Romania’s headline inflation eased from just above 5% y/y in February to 4.86% y/y in March – in line with expectations but well above the 4.6% y/y target set by the central bank, according to data published by the statistics office INS.
The core inflation increased to 5.3% y/y in March from 5.0% y/y in February – when it reached the lowest level in more than three years.
As of March, food prices were 5.1% higher y/y, while the non-food prices (including energy) lagged behind overall price dynamics with a 3.8% y/y advance. The average price of services was up 7.0% y/y, which was mainly driven by the price of utilities, although the robust rise in household income has also contributed.

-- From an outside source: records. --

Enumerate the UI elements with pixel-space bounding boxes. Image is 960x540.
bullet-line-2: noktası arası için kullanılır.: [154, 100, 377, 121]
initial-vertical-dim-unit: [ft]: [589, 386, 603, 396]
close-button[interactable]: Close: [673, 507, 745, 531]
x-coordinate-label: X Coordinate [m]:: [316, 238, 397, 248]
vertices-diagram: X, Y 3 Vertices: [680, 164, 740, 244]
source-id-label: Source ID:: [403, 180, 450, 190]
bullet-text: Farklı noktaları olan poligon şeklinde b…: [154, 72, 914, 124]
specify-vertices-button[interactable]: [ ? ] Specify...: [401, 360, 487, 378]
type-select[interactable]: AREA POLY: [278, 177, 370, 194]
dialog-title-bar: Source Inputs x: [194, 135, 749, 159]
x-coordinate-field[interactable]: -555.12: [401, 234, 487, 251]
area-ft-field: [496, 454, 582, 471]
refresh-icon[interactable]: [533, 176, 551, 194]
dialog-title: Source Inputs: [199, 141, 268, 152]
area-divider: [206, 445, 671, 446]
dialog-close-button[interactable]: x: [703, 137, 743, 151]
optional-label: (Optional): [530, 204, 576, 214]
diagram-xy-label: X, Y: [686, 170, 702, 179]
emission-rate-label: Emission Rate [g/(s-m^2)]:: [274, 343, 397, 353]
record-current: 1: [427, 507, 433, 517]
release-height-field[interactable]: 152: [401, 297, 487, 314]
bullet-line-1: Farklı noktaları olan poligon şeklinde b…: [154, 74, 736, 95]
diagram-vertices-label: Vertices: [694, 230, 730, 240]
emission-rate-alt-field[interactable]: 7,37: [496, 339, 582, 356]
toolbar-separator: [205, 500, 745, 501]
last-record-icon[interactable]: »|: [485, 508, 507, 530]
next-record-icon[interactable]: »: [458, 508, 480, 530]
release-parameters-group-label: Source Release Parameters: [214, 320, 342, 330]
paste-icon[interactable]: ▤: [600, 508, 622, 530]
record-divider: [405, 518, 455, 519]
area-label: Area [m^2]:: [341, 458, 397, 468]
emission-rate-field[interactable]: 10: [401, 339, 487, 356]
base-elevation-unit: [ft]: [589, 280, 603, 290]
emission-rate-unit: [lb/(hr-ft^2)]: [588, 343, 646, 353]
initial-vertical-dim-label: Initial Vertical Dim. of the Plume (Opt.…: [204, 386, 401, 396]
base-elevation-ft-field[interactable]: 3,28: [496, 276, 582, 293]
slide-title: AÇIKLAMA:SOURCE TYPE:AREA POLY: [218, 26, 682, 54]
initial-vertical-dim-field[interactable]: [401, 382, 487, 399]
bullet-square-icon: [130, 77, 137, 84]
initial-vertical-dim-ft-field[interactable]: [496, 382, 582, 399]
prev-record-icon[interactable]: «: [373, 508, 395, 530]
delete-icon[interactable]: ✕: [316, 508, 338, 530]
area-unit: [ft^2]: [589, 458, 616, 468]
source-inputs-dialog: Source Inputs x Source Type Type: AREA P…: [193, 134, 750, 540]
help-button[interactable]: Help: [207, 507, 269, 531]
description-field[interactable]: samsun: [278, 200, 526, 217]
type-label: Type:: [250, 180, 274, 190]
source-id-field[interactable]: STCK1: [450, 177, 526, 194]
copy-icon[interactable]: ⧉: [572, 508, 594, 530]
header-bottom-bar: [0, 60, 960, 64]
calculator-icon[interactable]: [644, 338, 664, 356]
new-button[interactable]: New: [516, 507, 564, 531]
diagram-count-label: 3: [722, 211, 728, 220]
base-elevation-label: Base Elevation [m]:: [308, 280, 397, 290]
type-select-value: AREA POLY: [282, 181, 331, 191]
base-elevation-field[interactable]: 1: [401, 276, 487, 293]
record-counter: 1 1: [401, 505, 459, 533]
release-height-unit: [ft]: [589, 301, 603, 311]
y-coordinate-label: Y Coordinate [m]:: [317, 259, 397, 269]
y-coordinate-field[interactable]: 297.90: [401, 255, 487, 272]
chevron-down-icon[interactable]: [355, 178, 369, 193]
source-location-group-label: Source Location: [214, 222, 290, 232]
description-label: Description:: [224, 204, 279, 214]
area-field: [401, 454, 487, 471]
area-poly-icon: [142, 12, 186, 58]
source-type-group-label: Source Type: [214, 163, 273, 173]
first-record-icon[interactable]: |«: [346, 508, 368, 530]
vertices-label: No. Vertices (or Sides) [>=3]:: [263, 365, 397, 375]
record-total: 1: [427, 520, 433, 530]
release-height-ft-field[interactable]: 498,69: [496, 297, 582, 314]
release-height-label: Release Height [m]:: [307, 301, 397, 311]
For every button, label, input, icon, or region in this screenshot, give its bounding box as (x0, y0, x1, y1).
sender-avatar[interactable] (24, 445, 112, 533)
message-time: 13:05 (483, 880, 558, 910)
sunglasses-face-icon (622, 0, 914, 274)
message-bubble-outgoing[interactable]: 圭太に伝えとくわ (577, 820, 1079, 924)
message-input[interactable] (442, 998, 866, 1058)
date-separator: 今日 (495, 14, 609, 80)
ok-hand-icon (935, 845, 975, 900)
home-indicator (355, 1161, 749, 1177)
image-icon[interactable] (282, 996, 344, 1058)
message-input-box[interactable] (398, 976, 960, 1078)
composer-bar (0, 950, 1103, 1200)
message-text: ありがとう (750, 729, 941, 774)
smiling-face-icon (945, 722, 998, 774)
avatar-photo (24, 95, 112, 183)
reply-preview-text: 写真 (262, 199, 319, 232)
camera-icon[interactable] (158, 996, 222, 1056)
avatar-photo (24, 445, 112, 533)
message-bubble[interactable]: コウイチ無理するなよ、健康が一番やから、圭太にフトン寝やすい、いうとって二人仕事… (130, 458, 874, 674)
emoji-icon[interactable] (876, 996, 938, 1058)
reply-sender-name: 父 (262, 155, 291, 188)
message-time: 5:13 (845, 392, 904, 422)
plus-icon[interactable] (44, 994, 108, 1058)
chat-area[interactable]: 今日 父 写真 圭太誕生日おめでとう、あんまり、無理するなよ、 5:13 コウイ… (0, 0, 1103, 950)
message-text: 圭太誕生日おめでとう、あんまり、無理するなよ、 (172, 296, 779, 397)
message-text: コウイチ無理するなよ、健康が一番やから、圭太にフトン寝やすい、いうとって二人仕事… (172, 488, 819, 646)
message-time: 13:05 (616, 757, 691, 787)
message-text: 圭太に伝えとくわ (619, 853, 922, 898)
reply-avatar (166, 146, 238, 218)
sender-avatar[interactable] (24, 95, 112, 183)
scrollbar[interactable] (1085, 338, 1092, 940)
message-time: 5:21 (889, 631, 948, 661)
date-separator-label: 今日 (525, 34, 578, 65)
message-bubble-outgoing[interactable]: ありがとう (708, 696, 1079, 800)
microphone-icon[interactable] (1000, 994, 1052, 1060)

Independent analysts and the National Bank of Romania (BNR) trust that subdued private demand will bring inflation down towards the end of the year. BNR projects 3.8% inflation at the end of 2025 and 3.1% one year later.
In a research report, Erste Bank Group forecast 3.5% inflation at the end of 2025 and three 25 base points (bp) rate cuts this year, with the first one in August. However, upward risks for inflation, resulting in fewer rate cuts, are noted.
A 3.5% year-end inflation this year means, however, roughly a 1.5% rise in average prices by the end of the year – or annualised 2.0% inflation. Lower energy prices caused by a global economic slowdown may be conducive to such a deflationary scenario but at the cost of a significant economic slowdown.
Capital Economics, without mentioning specific inflation at the end of the year, in a comment on the recent BNR monetary policy decision, said the BNR might keep the policy rate steady at 6.5% by the end of the year – which points to the uncertainty generating multiple possible scenarios.